Within months, they’d quit their jobs and moved to Cape Town. “We were very optimistic,” remembers Boonstra. “I had retail skills, my husband was a solar energy expert, we’d both been headhunted all over the place in Holland.” Yet after a year and a half of job hunting, they had to start selling off their kids’ Legos. Eventually, hubby René Laks found employment with a solar firm and Boonstra landed consulting gigs with clients ranging from momtrepreneurs she’d met in the school parking lot to multinational retailers. (In between all of this, she found the time to make Buzzer, a security app that has already saved a few lives.)
While consulting with several big retailers, she was struck by their seemingly unanimous fear of the mass market. “No one disputed the size of the opportunity,” recalls Boonstra. “But they all saw it as too messy [no money] and too dangerous.” Instead, they focused their online attentions on the middle class and left poor South Africans to continue shopping the way they’d always done — using expensive public transport to traipse around cities designed according to apartheid, with most stores in formerly whites-only areas.

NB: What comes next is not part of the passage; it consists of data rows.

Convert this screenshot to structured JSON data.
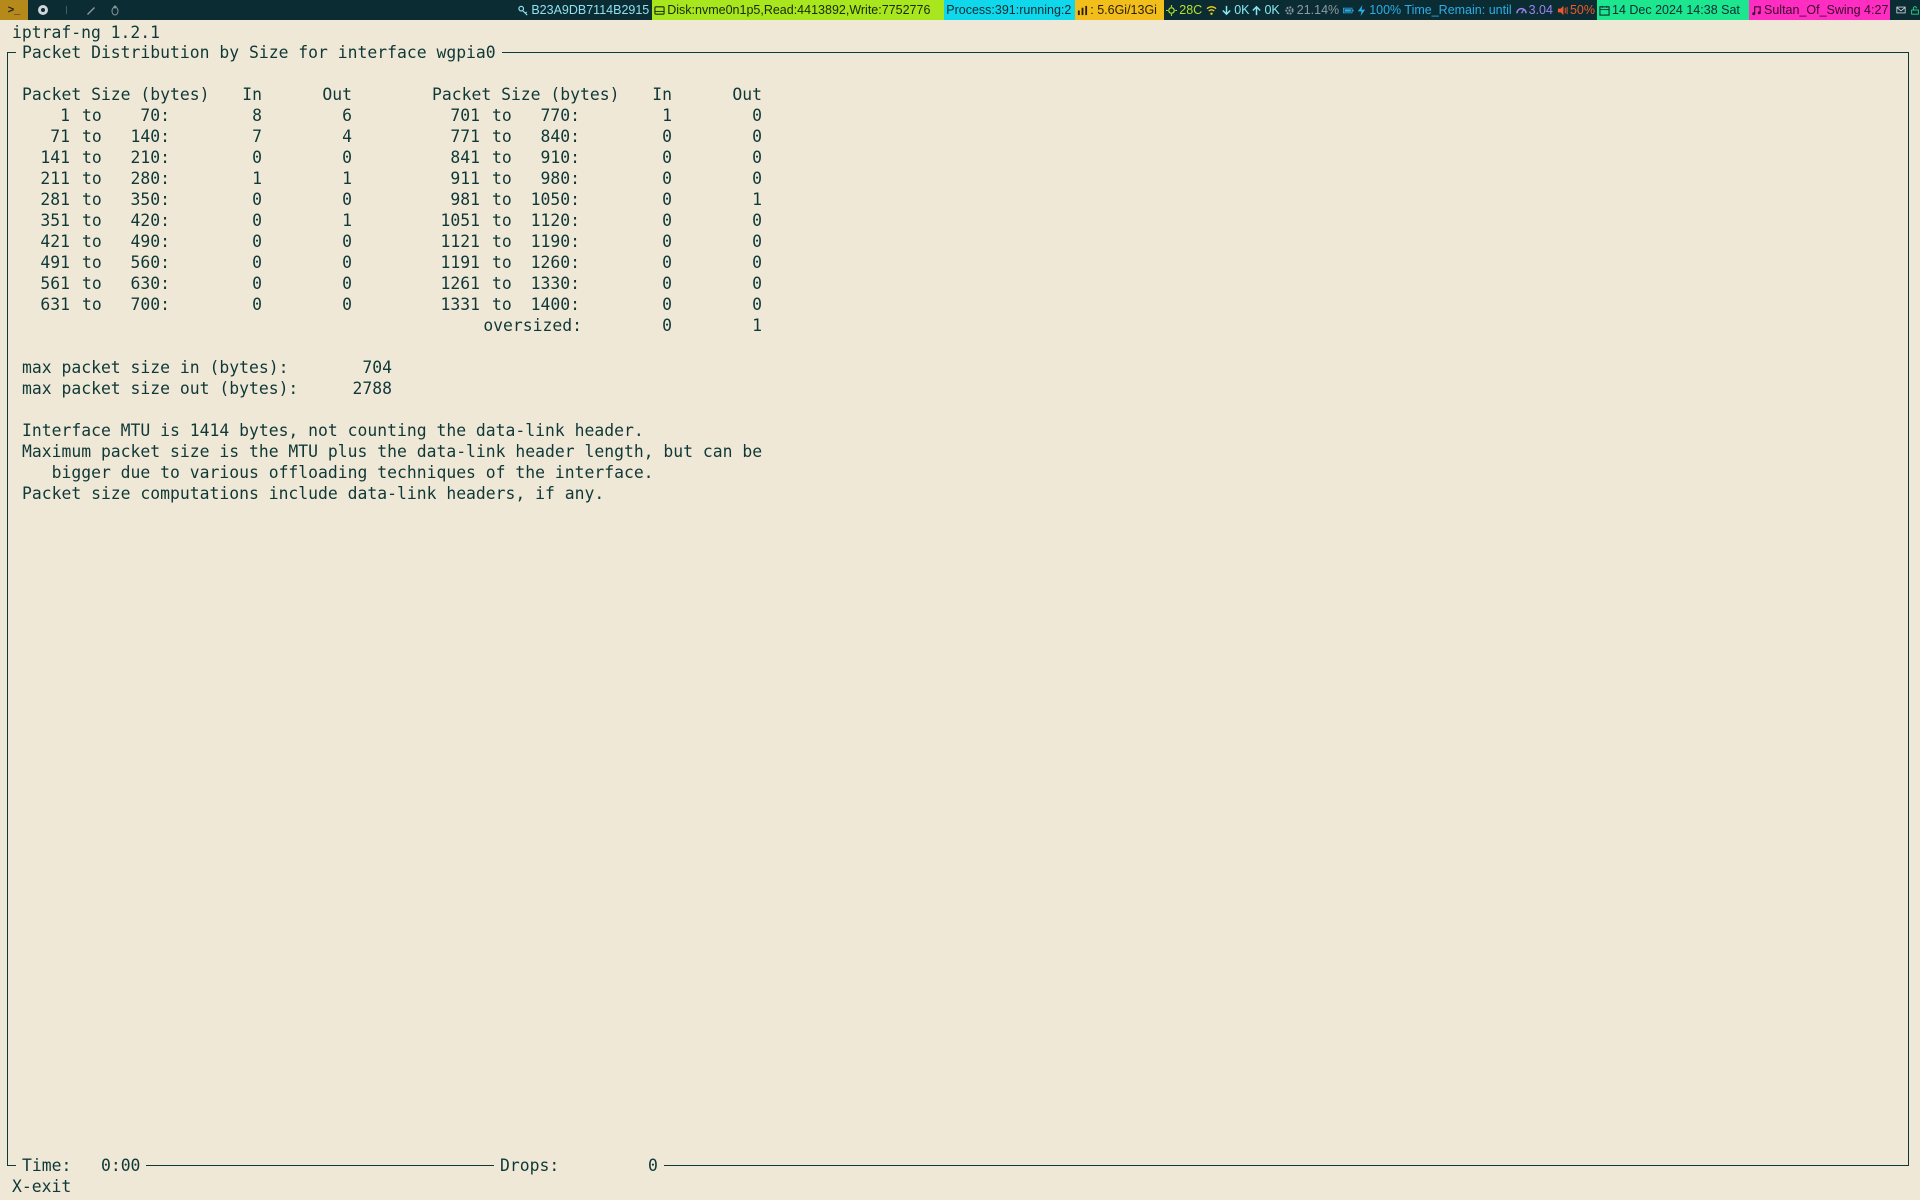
{
  "statusbar": {
    "terminal_icon": ">_",
    "key": "B23A9DB7114B2915",
    "disk": "Disk:nvme0n1p5,Read:4413892,Write:7752776",
    "process": "Process:391:running:2",
    "memory": ": 5.6Gi/13Gi",
    "temperature": "28C",
    "net_down": "0K",
    "net_up": "0K",
    "cpu": "21.14%",
    "battery": "100% Time_Remain: until",
    "load": "3.04",
    "volume": "50%",
    "datetime": "14 Dec 2024 14:38 Sat",
    "music": "Sultan_Of_Swing 4:27"
  },
  "app_title": "iptraf-ng 1.2.1",
  "panel_title": "Packet Distribution by Size for interface wgpia0",
  "table": {
    "headers": {
      "size": "Packet Size (bytes)",
      "in": "In",
      "out": "Out"
    },
    "left_rows": [
      {
        "from": "1",
        "to": "70:",
        "in": "8",
        "out": "6"
      },
      {
        "from": "71",
        "to": "140:",
        "in": "7",
        "out": "4"
      },
      {
        "from": "141",
        "to": "210:",
        "in": "0",
        "out": "0"
      },
      {
        "from": "211",
        "to": "280:",
        "in": "1",
        "out": "1"
      },
      {
        "from": "281",
        "to": "350:",
        "in": "0",
        "out": "0"
      },
      {
        "from": "351",
        "to": "420:",
        "in": "0",
        "out": "1"
      },
      {
        "from": "421",
        "to": "490:",
        "in": "0",
        "out": "0"
      },
      {
        "from": "491",
        "to": "560:",
        "in": "0",
        "out": "0"
      },
      {
        "from": "561",
        "to": "630:",
        "in": "0",
        "out": "0"
      },
      {
        "from": "631",
        "to": "700:",
        "in": "0",
        "out": "0"
      }
    ],
    "right_rows": [
      {
        "from": "701",
        "to": "770:",
        "in": "1",
        "out": "0"
      },
      {
        "from": "771",
        "to": "840:",
        "in": "0",
        "out": "0"
      },
      {
        "from": "841",
        "to": "910:",
        "in": "0",
        "out": "0"
      },
      {
        "from": "911",
        "to": "980:",
        "in": "0",
        "out": "0"
      },
      {
        "from": "981",
        "to": "1050:",
        "in": "0",
        "out": "1"
      },
      {
        "from": "1051",
        "to": "1120:",
        "in": "0",
        "out": "0"
      },
      {
        "from": "1121",
        "to": "1190:",
        "in": "0",
        "out": "0"
      },
      {
        "from": "1191",
        "to": "1260:",
        "in": "0",
        "out": "0"
      },
      {
        "from": "1261",
        "to": "1330:",
        "in": "0",
        "out": "0"
      },
      {
        "from": "1331",
        "to": "1400:",
        "in": "0",
        "out": "0"
      }
    ],
    "separator": "to",
    "oversized": {
      "label": "oversized:",
      "in": "0",
      "out": "1"
    }
  },
  "stats": {
    "max_in_label": "max packet size in (bytes):",
    "max_in_value": "704",
    "max_out_label": "max packet size out (bytes):",
    "max_out_value": "2788"
  },
  "notes": [
    "Interface MTU is 1414 bytes, not counting the data-link header.",
    "Maximum packet size is the MTU plus the data-link header length, but can be",
    "   bigger due to various offloading techniques of the interface.",
    "Packet size computations include data-link headers, if any."
  ],
  "footer": {
    "time_label": "Time:",
    "time_value": "0:00",
    "drops_label": "Drops:",
    "drops_value": "0"
  },
  "hint": "X-exit",
  "colors": {
    "background": "#f0e8d6",
    "text": "#0f3838",
    "statusbar": "#0c2c33"
  }
}
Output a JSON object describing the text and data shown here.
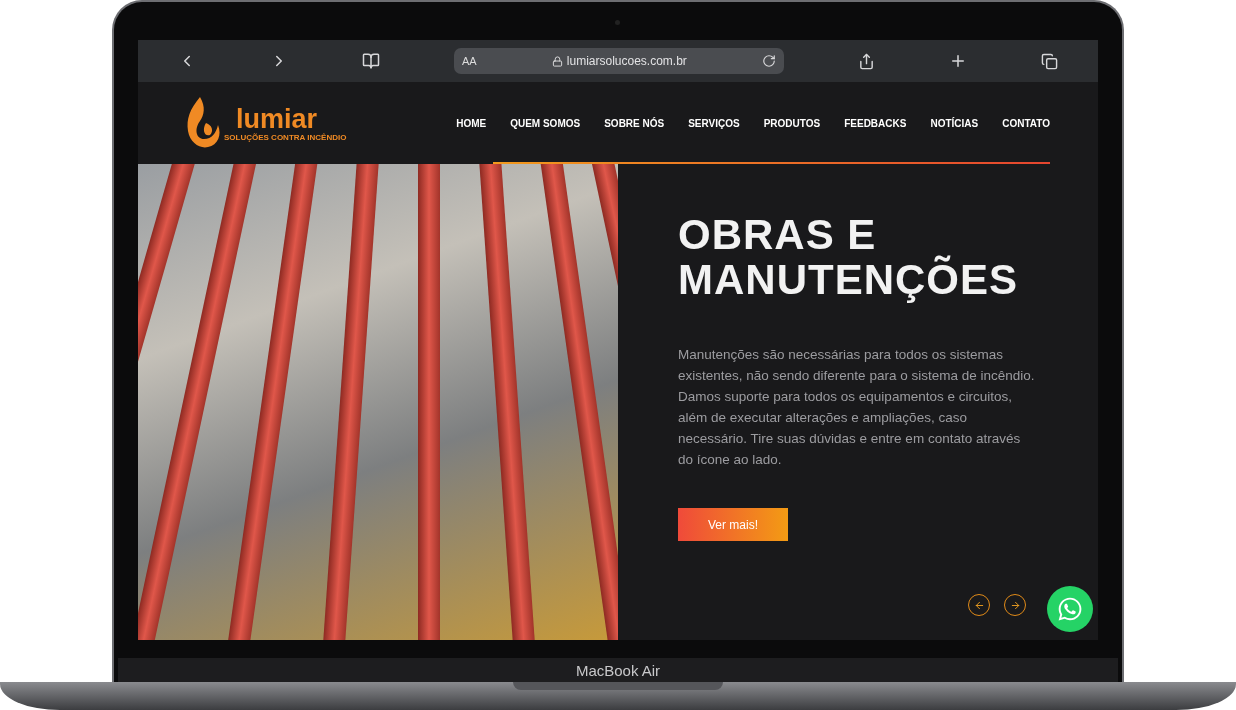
{
  "browser": {
    "reader_label": "AA",
    "url": "lumiarsolucoes.com.br"
  },
  "header": {
    "logo": {
      "name": "lumiar",
      "tagline": "SOLUÇÕES CONTRA INCÊNDIO"
    },
    "nav": [
      "HOME",
      "QUEM SOMOS",
      "SOBRE NÓS",
      "SERVIÇOS",
      "PRODUTOS",
      "FEEDBACKS",
      "NOTÍCIAS",
      "CONTATO"
    ]
  },
  "hero": {
    "title": "OBRAS E MANUTENÇÕES",
    "text": "Manutenções são necessárias para todos os sistemas existentes, não sendo diferente para o sistema de incêndio. Damos suporte para todos os equipamentos e circuitos, além de executar alterações e ampliações, caso necessário. Tire suas dúvidas e entre em contato através do ícone ao lado.",
    "button": "Ver mais!"
  },
  "laptop": {
    "label": "MacBook Air"
  }
}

Which brings us to Yebo Fresh’s debut after the 2017 fires. The company now operates from a warehouse near the airport and eight of the core team of 10 actually live in the communities it serves. “Jessica treats us like family and she always asks for our input,” says Faith Depa, Yebo Fresh’s customer service manager. Depa’s fingerprints are all over the company’s catalog, for example, which is big on the kind of combo deals that appeal to their clientele.
It also combines low and high tech seamlessly. Orders can be completed on old-fashioned paper checklists taken from door-to-door sales agents, via WhatsApp or through a conventional website — but they’re all digitized and synced with a payment gateway. Most customers prefer to pay upon receipt, using debit cards or cash (not encouraged, for safety reasons).
Of course, there have been challenges. “Some people were even scared of being robbed by the driver,” says Depa. “But the more time we spend walking the streets, the more they trust us.” The team also has to meet customers’ extremely high expectations. “In the beginning, I thought it would be all about price,” Boonstra reflects. “But if you only have enough cash for five onions, you can’t afford to pay for a rotten one.”
All these lessons, Boonstra reckons, only serve to make the company stronger. “At the moment, we are just trying to keep up with demand in Cape Town during the coronavirus,” she says. “But there’s a whole continent of people facing the same weekly issues. The problem is just gigantic.”
Talk about trying to save every bird that flies into the window.